Nas cidades beneficiadas, os gestores pouco falam desses recursos extras que entrarão nos cofres públicos. A maioria deverá saldar dívidas e até mesmo investir em festas, já que o dinheiro não será carimbado, podendo ser usado para qualquer atividade ou obra que o prefeito julgar necessários.  

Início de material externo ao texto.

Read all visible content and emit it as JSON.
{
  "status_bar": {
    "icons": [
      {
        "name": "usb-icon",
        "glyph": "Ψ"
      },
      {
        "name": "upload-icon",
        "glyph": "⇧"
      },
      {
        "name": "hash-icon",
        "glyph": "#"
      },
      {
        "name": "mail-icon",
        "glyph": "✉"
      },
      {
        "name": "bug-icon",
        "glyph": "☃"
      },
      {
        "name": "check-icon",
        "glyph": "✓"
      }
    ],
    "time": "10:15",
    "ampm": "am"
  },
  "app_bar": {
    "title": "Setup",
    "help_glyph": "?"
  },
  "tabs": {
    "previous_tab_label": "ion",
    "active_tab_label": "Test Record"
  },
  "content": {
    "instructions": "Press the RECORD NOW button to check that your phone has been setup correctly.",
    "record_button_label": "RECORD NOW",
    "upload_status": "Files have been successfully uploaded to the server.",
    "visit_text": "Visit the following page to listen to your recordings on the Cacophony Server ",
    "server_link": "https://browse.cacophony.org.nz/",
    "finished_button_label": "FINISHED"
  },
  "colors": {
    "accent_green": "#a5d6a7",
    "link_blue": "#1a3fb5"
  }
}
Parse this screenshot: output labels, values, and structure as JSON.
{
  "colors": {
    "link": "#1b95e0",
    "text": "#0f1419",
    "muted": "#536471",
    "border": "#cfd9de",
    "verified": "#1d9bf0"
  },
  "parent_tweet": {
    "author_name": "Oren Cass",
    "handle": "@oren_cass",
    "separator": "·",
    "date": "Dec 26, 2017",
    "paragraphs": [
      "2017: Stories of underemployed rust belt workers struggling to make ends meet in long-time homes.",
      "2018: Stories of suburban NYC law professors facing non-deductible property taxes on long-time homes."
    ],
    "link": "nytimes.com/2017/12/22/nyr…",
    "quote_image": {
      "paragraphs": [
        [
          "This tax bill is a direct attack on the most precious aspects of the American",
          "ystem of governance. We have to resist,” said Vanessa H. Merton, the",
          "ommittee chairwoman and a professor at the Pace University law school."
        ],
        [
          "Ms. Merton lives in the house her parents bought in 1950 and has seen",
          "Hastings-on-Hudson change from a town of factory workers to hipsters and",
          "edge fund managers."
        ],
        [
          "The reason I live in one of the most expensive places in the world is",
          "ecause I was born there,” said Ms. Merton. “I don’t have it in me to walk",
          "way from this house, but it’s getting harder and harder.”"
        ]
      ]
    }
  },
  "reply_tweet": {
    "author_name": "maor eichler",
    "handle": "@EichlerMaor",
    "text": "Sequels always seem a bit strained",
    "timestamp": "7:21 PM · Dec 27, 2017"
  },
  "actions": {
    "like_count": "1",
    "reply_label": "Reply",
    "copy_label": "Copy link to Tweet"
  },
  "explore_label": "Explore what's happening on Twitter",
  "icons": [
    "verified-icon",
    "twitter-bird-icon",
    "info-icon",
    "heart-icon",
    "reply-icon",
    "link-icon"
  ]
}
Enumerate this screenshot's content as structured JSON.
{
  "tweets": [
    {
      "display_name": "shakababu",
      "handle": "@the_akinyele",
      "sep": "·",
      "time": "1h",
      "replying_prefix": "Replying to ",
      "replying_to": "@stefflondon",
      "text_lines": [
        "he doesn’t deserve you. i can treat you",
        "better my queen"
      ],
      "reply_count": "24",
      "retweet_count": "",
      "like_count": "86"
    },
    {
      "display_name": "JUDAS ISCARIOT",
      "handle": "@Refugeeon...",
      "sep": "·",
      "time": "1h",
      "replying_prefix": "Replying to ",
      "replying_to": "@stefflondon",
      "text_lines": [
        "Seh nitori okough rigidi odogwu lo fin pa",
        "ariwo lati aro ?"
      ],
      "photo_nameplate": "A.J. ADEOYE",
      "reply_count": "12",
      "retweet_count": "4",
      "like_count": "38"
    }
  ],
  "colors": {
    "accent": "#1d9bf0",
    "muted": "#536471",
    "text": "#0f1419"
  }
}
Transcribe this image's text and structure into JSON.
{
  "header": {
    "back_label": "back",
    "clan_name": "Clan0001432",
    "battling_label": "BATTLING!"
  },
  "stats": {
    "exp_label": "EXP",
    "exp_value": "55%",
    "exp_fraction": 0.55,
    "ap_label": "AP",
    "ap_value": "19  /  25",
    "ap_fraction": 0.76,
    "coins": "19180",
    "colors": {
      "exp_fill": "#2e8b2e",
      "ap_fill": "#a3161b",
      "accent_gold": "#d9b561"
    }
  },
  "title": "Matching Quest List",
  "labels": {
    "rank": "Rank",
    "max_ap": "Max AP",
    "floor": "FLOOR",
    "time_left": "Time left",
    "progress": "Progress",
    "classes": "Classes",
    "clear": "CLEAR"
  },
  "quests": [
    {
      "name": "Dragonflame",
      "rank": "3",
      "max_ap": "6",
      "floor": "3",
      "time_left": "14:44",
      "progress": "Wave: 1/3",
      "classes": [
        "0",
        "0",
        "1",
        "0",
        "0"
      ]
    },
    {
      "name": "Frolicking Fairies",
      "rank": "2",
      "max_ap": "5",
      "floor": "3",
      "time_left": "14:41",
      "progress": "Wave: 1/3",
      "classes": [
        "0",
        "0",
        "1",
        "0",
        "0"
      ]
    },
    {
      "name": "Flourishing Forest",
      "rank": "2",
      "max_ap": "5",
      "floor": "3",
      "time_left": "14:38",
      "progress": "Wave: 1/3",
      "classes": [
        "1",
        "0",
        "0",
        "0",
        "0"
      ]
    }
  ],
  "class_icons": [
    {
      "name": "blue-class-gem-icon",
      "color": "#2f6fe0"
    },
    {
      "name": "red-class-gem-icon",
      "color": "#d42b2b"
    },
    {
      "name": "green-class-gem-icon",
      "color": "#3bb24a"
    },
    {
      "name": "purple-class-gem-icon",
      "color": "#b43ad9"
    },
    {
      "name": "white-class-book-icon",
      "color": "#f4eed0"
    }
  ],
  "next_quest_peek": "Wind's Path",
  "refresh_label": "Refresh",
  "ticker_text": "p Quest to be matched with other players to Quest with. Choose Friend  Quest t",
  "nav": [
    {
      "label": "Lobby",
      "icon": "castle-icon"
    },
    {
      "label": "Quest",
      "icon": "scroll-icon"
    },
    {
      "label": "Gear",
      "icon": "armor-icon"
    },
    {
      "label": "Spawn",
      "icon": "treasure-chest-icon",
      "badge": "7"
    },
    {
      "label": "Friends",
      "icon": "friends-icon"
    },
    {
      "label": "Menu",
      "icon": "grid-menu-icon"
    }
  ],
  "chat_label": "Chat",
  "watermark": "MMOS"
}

quinta-feira, 18 de julho de 2013

ITABAIANA

Mobilização popular impede realização de festa do Sistema Correio em praça pública

Festa do São João em praça pública, promovida pela Prefeitura, sem restrição e sem muros  


Um abaixo-assinado com mais de duas mil assinaturas foi encaminhado ao Ministério Público, pedindo o cancelamento da festa de aniversário da Rádio Itabaiana, do Sistema Correio de Comunicação, que seria realizada em frente à Igreja Matriz. Os moradores consideraram que a festa, por ser privada e exigir o uso de cercas, atentava contra o direito de ir e vir das pessoas. A festa continua datada para o dia 3 de agosto, mas será realizada no campo de futebol, na periferia da cidade.

Foi a primeira vez que esse tipo de protesto aconteceu na cidade e todos se surpreenderam com a mobilização popular. Para alguns líderes do movimento, foi importante não dar um caráter político ao protesto. “Não estamos contra a rádio nem contra os organizadores das festividades, mas foi preciso dar um basta nesse abuso de pessoas de fora chegarem em Itabaiana, cercarem nossas casas e ganharem dinheiro que será investido em outras praças”, disse um dos que elaboraram o documento. “Vencemos com a força do povo”, comemorou Roberto Fequine, morador da cidade. Rodrigo, outro morador, declarou que “o centro de Itabaiana já virou uma verdadeira favela, com festa, ou sem festa. Tudo de porcaria de ferro velho que chamam de parque de diversão é colocado no centro de Itabaiana. Estava na hora de dar um basta”.

Outro morador que não quis se identificar criticou a prefeitura por ter concedido a licença para que os organizadores da festa cercassem a principal avenida da cidade. “Isso vai de encontro ao código de postura do Município”, acredita ele.

O professor Valmir Camilo criticou a proposta do movimento, considerando-a mesquinha e provinciana. “Esse povo de Itabaiana gasta com transporte e ingressos para ir a festas fora da cidade, agora ficam feito mendigos brigando para que a festa da rádio seja de graça. Itabaiana tem o que merece”, desabafou. Marlla Henrique foi outra que se manifestou nas redes sociais. Para ela, o povo de Itabaiana é idiota, “faz questão por tudo, porque já houve festas nas mesmas condições e ninguém protestou, agora vêm com essa palhaçada”.

Para a parcela da população que apoia a festa em praça pública, o evento atrai turistas e divulga a cidade, além de movimentar a economia local. Para outros, a maior parcela dos recursos fica com as bandas e os promotores. “Festa na rua, sendo particular, dá prejuízo para o Município e quem paga somos nós, contribuintes”, garante outro morador, lembrando o principal motivo do abaixo-assinado: garantir o direito de ir e vir das pessoas.